Overcoming the inertia of the old ways of doing things may be hard, but the rewards could be huge. Macleod says that a new system of multi-centre animal trials could save millions of pounds. ‘For stroke you need a dataset of about 1000 animals before you can be confident of what the drug does.’ He proposes a system where 10 or 20 labs take part in the same trial. Information would be uploaded to a central database and then assessed ‘blind’ by one of the other centres. Such a trial would be expensive – around £2 million by Macleod’s estimate – but much cheaper than a clinical trial costing £40 million.

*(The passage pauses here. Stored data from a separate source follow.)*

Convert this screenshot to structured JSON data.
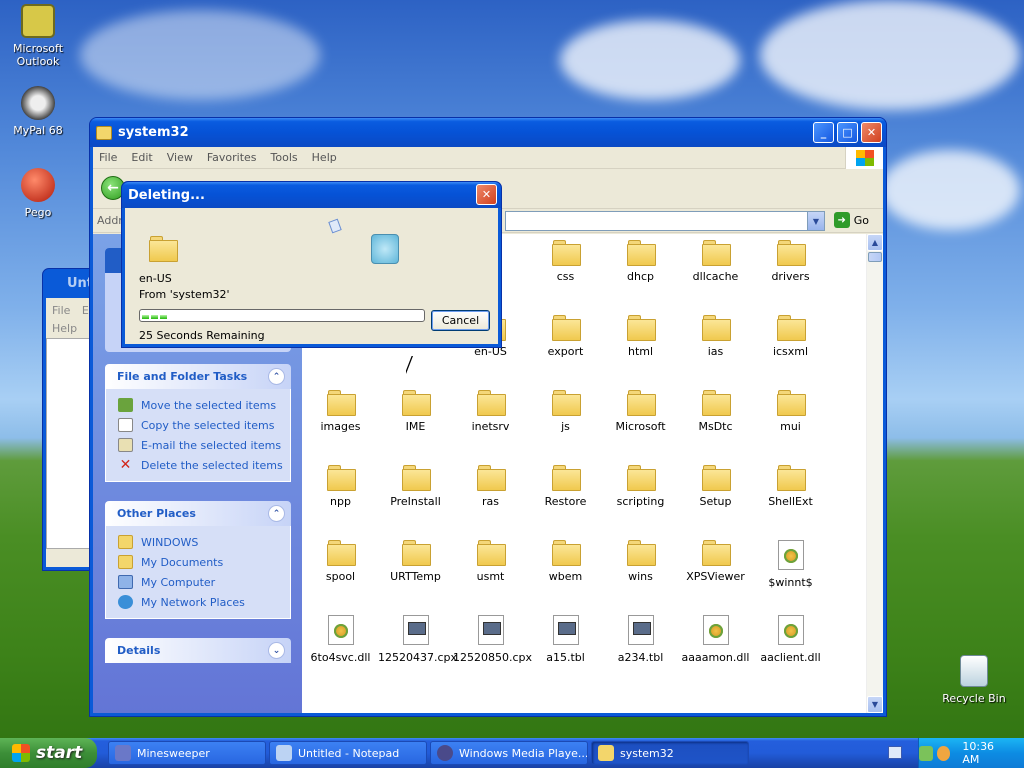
{
  "desktop": {
    "icons": [
      {
        "label": "Microsoft Outlook"
      },
      {
        "label": "MyPal 68"
      },
      {
        "label": "Pego"
      },
      {
        "label": "Recycle Bin"
      }
    ]
  },
  "explorer": {
    "title": "system32",
    "menu": [
      "File",
      "Edit",
      "View",
      "Favorites",
      "Tools",
      "Help"
    ],
    "address_label": "Address",
    "go_label": "Go",
    "file_tasks": {
      "title": "File and Folder Tasks",
      "items": [
        "Move the selected items",
        "Copy the selected items",
        "E-mail the selected items",
        "Delete the selected items"
      ]
    },
    "other_places": {
      "title": "Other Places",
      "items": [
        "WINDOWS",
        "My Documents",
        "My Computer",
        "My Network Places"
      ]
    },
    "details": {
      "title": "Details"
    },
    "files": [
      {
        "name": "css",
        "type": "folder"
      },
      {
        "name": "dhcp",
        "type": "folder"
      },
      {
        "name": "dllcache",
        "type": "folder"
      },
      {
        "name": "drivers",
        "type": "folder"
      },
      {
        "name": "en-US",
        "type": "folder"
      },
      {
        "name": "export",
        "type": "folder"
      },
      {
        "name": "html",
        "type": "folder"
      },
      {
        "name": "ias",
        "type": "folder"
      },
      {
        "name": "icsxml",
        "type": "folder"
      },
      {
        "name": "images",
        "type": "folder"
      },
      {
        "name": "IME",
        "type": "folder"
      },
      {
        "name": "inetsrv",
        "type": "folder"
      },
      {
        "name": "js",
        "type": "folder"
      },
      {
        "name": "Microsoft",
        "type": "folder"
      },
      {
        "name": "MsDtc",
        "type": "folder"
      },
      {
        "name": "mui",
        "type": "folder"
      },
      {
        "name": "npp",
        "type": "folder"
      },
      {
        "name": "PreInstall",
        "type": "folder"
      },
      {
        "name": "ras",
        "type": "folder"
      },
      {
        "name": "Restore",
        "type": "folder"
      },
      {
        "name": "scripting",
        "type": "folder"
      },
      {
        "name": "Setup",
        "type": "folder"
      },
      {
        "name": "ShellExt",
        "type": "folder"
      },
      {
        "name": "spool",
        "type": "folder"
      },
      {
        "name": "URTTemp",
        "type": "folder"
      },
      {
        "name": "usmt",
        "type": "folder"
      },
      {
        "name": "wbem",
        "type": "folder"
      },
      {
        "name": "wins",
        "type": "folder"
      },
      {
        "name": "XPSViewer",
        "type": "folder"
      },
      {
        "name": "$winnt$",
        "type": "dll"
      },
      {
        "name": "6to4svc.dll",
        "type": "dll"
      },
      {
        "name": "12520437.cpx",
        "type": "tbl"
      },
      {
        "name": "12520850.cpx",
        "type": "tbl"
      },
      {
        "name": "a15.tbl",
        "type": "tbl"
      },
      {
        "name": "a234.tbl",
        "type": "tbl"
      },
      {
        "name": "aaaamon.dll",
        "type": "dll"
      },
      {
        "name": "aaclient.dll",
        "type": "dll"
      }
    ]
  },
  "notepad_behind": {
    "title": "Unt",
    "menu": [
      "File",
      "E",
      "Help"
    ]
  },
  "dialog": {
    "title": "Deleting...",
    "item_name": "en-US",
    "from_text": "From 'system32'",
    "progress_fraction": 0.09,
    "remaining": "25 Seconds Remaining",
    "cancel_label": "Cancel"
  },
  "taskbar": {
    "start_label": "start",
    "tasks": [
      {
        "label": "Minesweeper",
        "icon": "minesweeper-icon"
      },
      {
        "label": "Untitled - Notepad",
        "icon": "notepad-icon"
      },
      {
        "label": "Windows Media Playe...",
        "icon": "media-player-icon"
      },
      {
        "label": "system32",
        "icon": "folder-icon",
        "active": true
      }
    ],
    "clock": "10:36 AM"
  }
}
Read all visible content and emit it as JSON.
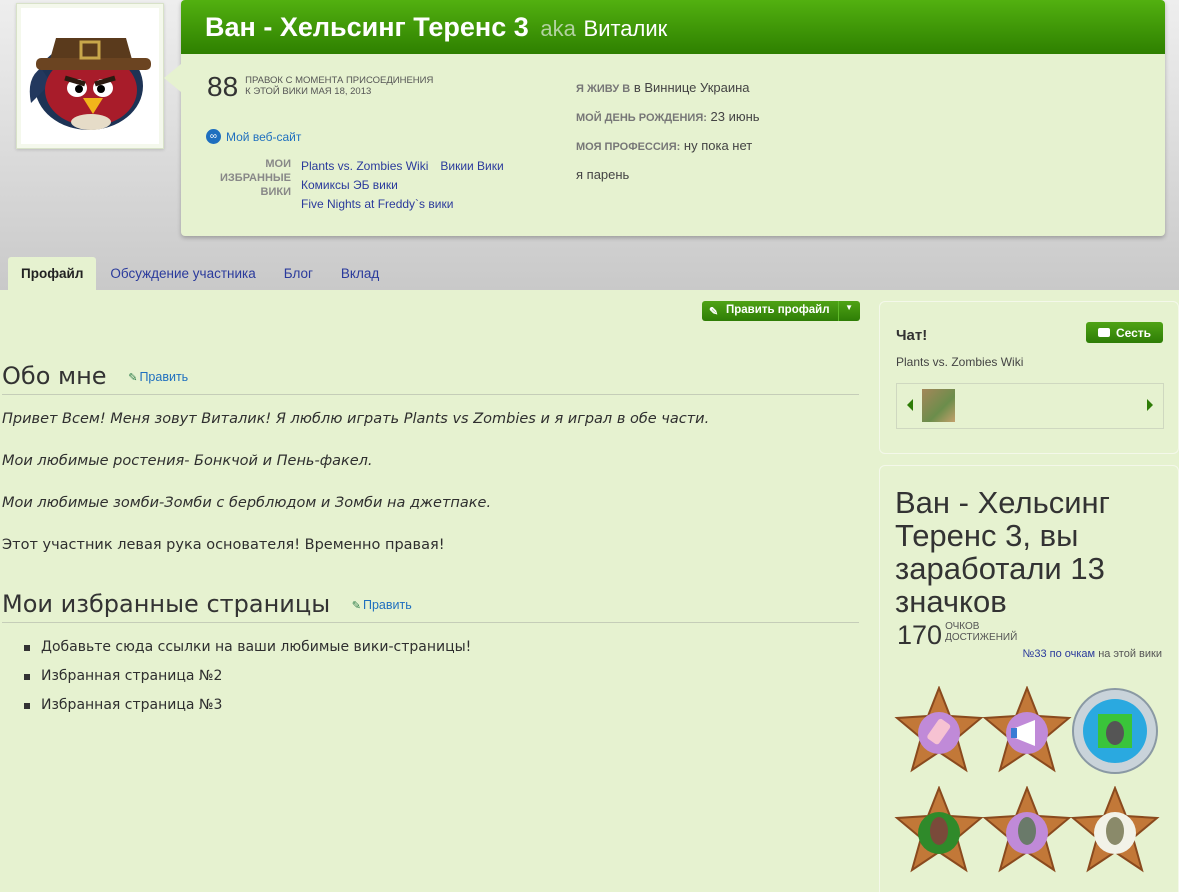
{
  "profile": {
    "name": "Ван - Хельсинг Теренс 3",
    "aka_label": "aka",
    "nickname": "Виталик",
    "edit_count": "88",
    "edit_label_line1": "правок с момента присоединения",
    "edit_label_line2": "к этой вики мая 18, 2013",
    "website_label": "Мой веб-сайт",
    "fav_wikis_label_1": "МОИ",
    "fav_wikis_label_2": "ИЗБРАННЫЕ",
    "fav_wikis_label_3": "ВИКИ",
    "fav_wikis": [
      "Plants vs. Zombies Wiki",
      "Викии Вики",
      "Комиксы ЭБ вики",
      "Five Nights at Freddy`s вики"
    ],
    "live_label": "Я живу в",
    "live_value": "в Виннице Украина",
    "birthday_label": "Мой день рождения:",
    "birthday_value": "23 июнь",
    "job_label": "Моя профессия:",
    "job_value": "ну пока нет",
    "gender_value": "я парень"
  },
  "tabs": [
    "Профайл",
    "Обсуждение участника",
    "Блог",
    "Вклад"
  ],
  "edit_profile_button": "Править профайл",
  "about": {
    "heading": "Обо мне",
    "edit_label": "Править",
    "paragraphs": [
      "Привет Всем! Меня зовут Виталик! Я люблю играть Plants vs Zombies и я играл в обе части.",
      "Мои любимые ростения- Бонкчой и Пень-факел.",
      "Мои любимые зомби-Зомби с берблюдом и Зомби на джетпаке.",
      "Этот участник левая рука основателя! Временно правая!"
    ]
  },
  "favorites": {
    "heading": "Мои избранные страницы",
    "edit_label": "Править",
    "items": [
      "Добавьте сюда ссылки на ваши любимые вики-страницы!",
      "Избранная страница №2",
      "Избранная страница №3"
    ]
  },
  "chat": {
    "title": "Чат!",
    "join_label": "Сесть",
    "wiki_name": "Plants vs. Zombies Wiki"
  },
  "achievements": {
    "title": "Ван - Хельсинг Теренс 3, вы заработали 13 значков",
    "points": "170",
    "points_label_1": "очков",
    "points_label_2": "достижений",
    "rank_link": "№33 по очкам",
    "rank_suffix": "на этой вики"
  },
  "colors": {
    "background": "#e6f2d0",
    "title_bar": "#3f9a0a",
    "link": "#1f6fbf",
    "button_green": "#2e7d06"
  }
}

Jarrett shares Macleod’s optimism. She believes that bioscience is already becoming more open, as its practices grow more visible and acceptable and animal rights extremism retreats. ‘Back in the 90s there was a lot of secrecy, mainly out of fear. Now scientists feel able to be more open.’ She points to projects like figshare, an online data sharing service, as an indicator of scientists’ willingness to address the problem.

But she accepts that things need to be done now if animal testing is to be used to its full potential. ‘[Transparency is] the zeitgeist of the moment, and it cuts across lots of sectors,’ she says, referencing scandals such as LIBOR and MPs’ expenses. ‘But if we can come up with better results with fewer animals, it can only be good for science.’